According to the CFA, “The California State University needs an additional $100 million in state funding to maintain the quality and quantity of public higher education needed in fiscal year 2015-2016 and in years to come.”

The CSU system received a $120 million budget from the state of California in November for the upcoming year, which was over $100 million short of the request by CSU.

The $120 million granted to the CSU system by the state would only be granted if the CSU did not raise tuition prices.

The lack of funding has led to another issue for the CSU system that is the wages of its faculty. In 2004, the average faculty salary at California State University, East Bay was $57,500. In 2014, the average salary for CSUEB faculty was $45,000 which is a $12,500 decrease over that ten-year period.

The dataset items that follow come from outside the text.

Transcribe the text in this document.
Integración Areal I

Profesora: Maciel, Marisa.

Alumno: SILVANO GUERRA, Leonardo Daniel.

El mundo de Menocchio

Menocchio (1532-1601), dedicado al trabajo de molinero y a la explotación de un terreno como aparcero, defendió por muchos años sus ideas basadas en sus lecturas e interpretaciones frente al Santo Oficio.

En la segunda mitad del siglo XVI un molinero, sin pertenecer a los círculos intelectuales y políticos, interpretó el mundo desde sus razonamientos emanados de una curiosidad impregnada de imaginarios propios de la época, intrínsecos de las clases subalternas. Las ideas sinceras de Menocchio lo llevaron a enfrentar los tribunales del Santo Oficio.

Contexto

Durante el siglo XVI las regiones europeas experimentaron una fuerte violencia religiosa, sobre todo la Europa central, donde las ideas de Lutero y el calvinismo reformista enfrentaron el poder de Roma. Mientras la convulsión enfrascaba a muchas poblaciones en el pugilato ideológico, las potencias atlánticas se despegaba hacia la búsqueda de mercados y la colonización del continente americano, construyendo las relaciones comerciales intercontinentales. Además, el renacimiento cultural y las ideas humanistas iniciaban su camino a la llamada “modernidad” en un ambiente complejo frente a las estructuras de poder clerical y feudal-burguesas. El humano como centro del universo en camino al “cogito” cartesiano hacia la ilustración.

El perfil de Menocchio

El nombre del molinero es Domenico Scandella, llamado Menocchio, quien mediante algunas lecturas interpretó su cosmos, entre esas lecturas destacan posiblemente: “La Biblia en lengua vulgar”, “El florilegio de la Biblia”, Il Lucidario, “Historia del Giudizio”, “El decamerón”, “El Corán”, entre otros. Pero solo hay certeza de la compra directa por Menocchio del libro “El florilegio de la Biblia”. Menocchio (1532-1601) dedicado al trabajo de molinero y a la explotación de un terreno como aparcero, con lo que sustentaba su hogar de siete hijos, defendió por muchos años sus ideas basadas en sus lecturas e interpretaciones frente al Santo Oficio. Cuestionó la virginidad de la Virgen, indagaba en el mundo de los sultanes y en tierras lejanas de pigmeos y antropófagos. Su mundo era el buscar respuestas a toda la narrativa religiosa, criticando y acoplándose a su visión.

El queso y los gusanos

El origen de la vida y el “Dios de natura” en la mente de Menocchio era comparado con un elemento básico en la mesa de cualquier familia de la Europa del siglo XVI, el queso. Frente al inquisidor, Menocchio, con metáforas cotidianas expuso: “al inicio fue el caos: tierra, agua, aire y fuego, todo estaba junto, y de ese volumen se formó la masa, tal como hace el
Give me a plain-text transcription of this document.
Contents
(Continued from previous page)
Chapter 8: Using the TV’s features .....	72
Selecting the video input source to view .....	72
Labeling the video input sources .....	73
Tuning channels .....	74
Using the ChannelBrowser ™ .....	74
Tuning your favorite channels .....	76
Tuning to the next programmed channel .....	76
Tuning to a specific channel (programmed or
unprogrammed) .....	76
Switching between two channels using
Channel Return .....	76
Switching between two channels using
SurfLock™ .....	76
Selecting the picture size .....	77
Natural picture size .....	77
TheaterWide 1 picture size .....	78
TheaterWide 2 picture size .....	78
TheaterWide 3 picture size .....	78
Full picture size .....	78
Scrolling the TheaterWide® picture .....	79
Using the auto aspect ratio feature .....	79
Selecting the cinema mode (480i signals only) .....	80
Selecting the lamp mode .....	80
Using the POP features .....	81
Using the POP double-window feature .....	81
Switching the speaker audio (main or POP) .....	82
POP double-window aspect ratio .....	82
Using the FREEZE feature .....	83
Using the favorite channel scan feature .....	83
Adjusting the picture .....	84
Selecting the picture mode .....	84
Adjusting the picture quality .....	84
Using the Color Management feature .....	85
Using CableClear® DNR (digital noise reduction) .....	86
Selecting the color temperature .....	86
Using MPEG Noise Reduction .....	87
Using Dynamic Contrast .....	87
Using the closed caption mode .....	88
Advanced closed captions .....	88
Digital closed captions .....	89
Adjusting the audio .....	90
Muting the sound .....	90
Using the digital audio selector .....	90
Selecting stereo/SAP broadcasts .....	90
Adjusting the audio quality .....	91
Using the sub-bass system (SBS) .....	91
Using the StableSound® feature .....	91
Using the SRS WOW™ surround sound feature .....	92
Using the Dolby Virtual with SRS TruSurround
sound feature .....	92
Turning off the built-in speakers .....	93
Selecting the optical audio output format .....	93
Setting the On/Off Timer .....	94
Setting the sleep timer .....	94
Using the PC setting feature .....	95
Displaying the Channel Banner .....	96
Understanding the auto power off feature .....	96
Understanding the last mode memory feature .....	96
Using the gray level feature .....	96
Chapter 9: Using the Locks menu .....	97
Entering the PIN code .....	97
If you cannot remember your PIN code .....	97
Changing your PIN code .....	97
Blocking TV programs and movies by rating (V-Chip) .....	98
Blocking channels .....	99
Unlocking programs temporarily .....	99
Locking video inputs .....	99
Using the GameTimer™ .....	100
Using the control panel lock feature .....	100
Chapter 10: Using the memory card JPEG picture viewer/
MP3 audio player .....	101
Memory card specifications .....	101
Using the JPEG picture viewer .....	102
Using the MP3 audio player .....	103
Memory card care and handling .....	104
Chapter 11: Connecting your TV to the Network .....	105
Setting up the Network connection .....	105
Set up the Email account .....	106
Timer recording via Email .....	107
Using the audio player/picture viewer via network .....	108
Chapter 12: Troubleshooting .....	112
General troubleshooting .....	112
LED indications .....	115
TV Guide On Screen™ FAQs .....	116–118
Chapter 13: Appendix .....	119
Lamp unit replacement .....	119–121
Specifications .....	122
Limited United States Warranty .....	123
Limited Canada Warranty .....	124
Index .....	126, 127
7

In order to fill faculty positions within the system, “CSU administration has increasingly turned to hiring temporary faculty, resulting in fewer opportunities for faculty to become tenure track professors,” according to the CFA report.

In November, a new three-year contract negotiated by CSU faculty provided a General Salary Increase of 1.6 percent across the board and included an extra 3 percent to a small portion of CSU faculty.

On Feb. 17 members of the CFA received notification that the GSI, retroactive to July 1 2014, would be distributed and include a check at the end of February that covered the retroactive portion.

“While we are pleased to see money finally making it into the hands of faculty, the fact is that it has taken way too long,” Kevin Wehr, President of CFA’s Capitol Chapter and Vice Chair of CFA’s Bargaining Team, said.

“I would have liked to see these raises implemented on Jan. 1.”

In January, CFA President Lillian Taiz wrote a letter to its members where she said, “We are sure that you are as irate as we are at the glacial pace of this distribution of negotiated raises.”

According to the report the lack of faculty and funding has, “resulted in students being forced into extended education—a more costly alternative—in order to get the classes they need to graduate, thus creating a two-tier system of students within the university.”